Seneviratne began her investment career in Asia and has led public IPOs, worked on public asset privatisations and advised company boards on corporate governance. Prior to joining CalSTRS, she worked for nine years at California Public Employees’ Retirement System, working on real estate and natural resources assets. At CalSTRS, she worked in private equity before leading the infrastructure programme.
CalSTRS has committed a total of $2.2 billion to infrastructure, although its portfolio had a market value of $1.2 billion as at 31 March, according to CalSTRS documents. The pension has made no new commitments to infrastructure during the first quarter of this year.
Last year, however, CalSTRS made a significant commitment to French fund manager Ardian’s fourth infrastructure vehicle, helping it reach its €2.65 billion revised hard-cap. Sources told Infrastructure Investor at the time that Ardian had been ready to close the fund last September, but that the closing ended up being extended to accommodate the Californian pension, which reportedly had to validate the commitment through a lengthy internal process.

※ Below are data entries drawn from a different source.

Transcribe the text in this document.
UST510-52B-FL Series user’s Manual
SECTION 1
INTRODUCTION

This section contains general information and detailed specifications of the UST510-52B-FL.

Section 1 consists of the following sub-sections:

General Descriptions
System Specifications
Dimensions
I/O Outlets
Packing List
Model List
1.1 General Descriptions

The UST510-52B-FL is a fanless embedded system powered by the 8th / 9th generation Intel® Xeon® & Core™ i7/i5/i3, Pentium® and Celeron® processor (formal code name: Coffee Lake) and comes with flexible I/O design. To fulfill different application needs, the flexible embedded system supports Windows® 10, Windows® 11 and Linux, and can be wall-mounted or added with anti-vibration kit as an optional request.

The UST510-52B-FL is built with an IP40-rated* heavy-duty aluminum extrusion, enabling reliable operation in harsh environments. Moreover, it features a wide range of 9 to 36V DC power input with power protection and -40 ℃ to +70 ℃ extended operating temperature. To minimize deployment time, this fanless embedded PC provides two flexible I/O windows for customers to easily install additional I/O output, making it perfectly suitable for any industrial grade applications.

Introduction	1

CalSTRS is the US’ second-largest public pension fund, with assets totaling approximately $188.8 billion as of 31 May 2016. The pension’s inflation sensitive portfolio, of which infrastructure is a part, currently amounts to 0.8 percent of the fund’s portfolio. The majority of its holdings, 57.5 percent, are in equities, with fixed income trailing well behind it at 15.7 percent of CalsTRS’ portfolio. Real estate and private equity are the pension fund’s third- and fourth-largest holdings amounting to 12.7 percent and 10.1 percent respectively. The remainder of CalsTRS’ holdings are invested in cash (1.8 percent) and absolute return investments (1.5 percent).